For many consumers, hydrangeas have become the go-to flowering shrub. Between H. macrophylla, H. paniculata, H. arborescens and H. quercifolia, the popular family of shrubs make up a large percent of what you see at almost any retail garden center or rewholesale site — particularly when the plants are in flower.

Natalia Hamill is brand and business development manager with Bailey Nurseries, the Minnesota-based grower behind Endless Summer collection of hydrangeas. We asked her what’s new and what’s next for the shrub that generated $91.2 million in sales for 1,500 U.S. nurseries in 2014.

1 | What hydrangea trends have you seen in the marketplace and at the consumer level?

In terms of the consumers making choices, they buy what looks good in garden center that day or whatever looks good in their neighborhood at the time. With the numbers of paniculata and macrophylla being as large as they are in garden centers, those are the top choices. They’ve learned that both of those species make good cut flowers, which they enjoy.

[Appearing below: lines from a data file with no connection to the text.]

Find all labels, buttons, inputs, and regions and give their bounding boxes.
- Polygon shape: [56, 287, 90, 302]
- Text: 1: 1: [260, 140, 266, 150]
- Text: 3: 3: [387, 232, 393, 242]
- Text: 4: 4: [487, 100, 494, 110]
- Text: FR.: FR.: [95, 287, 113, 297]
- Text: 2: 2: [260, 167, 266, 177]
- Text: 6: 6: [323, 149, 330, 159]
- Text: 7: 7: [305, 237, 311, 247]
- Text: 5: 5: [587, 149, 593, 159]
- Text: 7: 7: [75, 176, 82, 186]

We have done extensive consumer research on macrophylla in particular. That is a plant that people seek out. Not only do people buy it if it’s looking good in the garden center, they go in with the specific intention of picking out a paniculata or a macrophylla because they’ve seen it and they’re familiar with it. They may not know what it’s called, but they know what they’re after.

2 | What are some of the recent breeding advances in hydrangeas?

We have a very, very active breeding program here at Bailey Innovations, our breeding facility in Georgia, and H. macrophylla is our No. 1 priority. We continue to breed for remontancy, the ability to rebloom. These hydrangeas have flower buds forming on the old season’s growth, which is typical of all macrophyllas, and abundant rebloom on the new growth.

Double flowers is another category we’re going after. Compact plants with shorter internodes is another. One reason we’re breeding for compact habit is that it’s a trend within the marketplace. People want smaller plants and plants that don’t require pruning, plants that stay under that 3-foot mark, so they’re below the windowsills in the front of their house. But the other advantage of shorter internodes on a remontant variety of macrophylla, you get quicker rebloom. The new buds are faster to form if the internodes are shorter.

Good shiny disease resistant foliage and unusually-patterned flowers are other traits we’re after.

Another thing we’re looking for is contemporary colors. When I say contemporary, I’m talking about colors that are richer, more intense purples or reds — beyond the typical blue and pink palette. Those are still extremely popular colors, but with younger consumers and way the marketplace is changing, we’re looking for richer, brighter colors as well.

Another trend is toward interspecific crosses. The holy grail is to cross macrophylla and paniculata, but there are other crosses being made too. People are working on it.

3 | How do you trial and select potential new hydrangeas?

There are dozens of new introductions every year in each category, arborescens, paniculata, macrophylla.

The thought and the trialing that went into those introductions is very important. Bailey Nurseries is adamant about thoroughly trialing our new introductions. From the time a seedling is selected as having potential in either Endless Summer or some other program, it’s often 10 years or more before we will introduce that plant.

You take the seedling that looks promising, you propagate it, you build more stock, you put it into production trials in containers, you get it into the ground, and you watch it. For us, it’s a minimum of three winters to test the cold hardiness of it. We also test for heat tolerance in multiple locations across the U.S. Bailey Nurseries has 13 regional trialing sites, that includes four of our own locations and nine assorted botanical gardens and universities spread across the U.S. to give us feedback and data on how a potential introduction performs in various parts of the country. Is it truly a Zone 4-8 plant or is it a Zone 5-7? We have a lot of good data when we come to market with a new plant. That’s important for growers to understand. We have in-ground field trials and production trials. For production, we trial in Oregon, Minnesota and Georgia.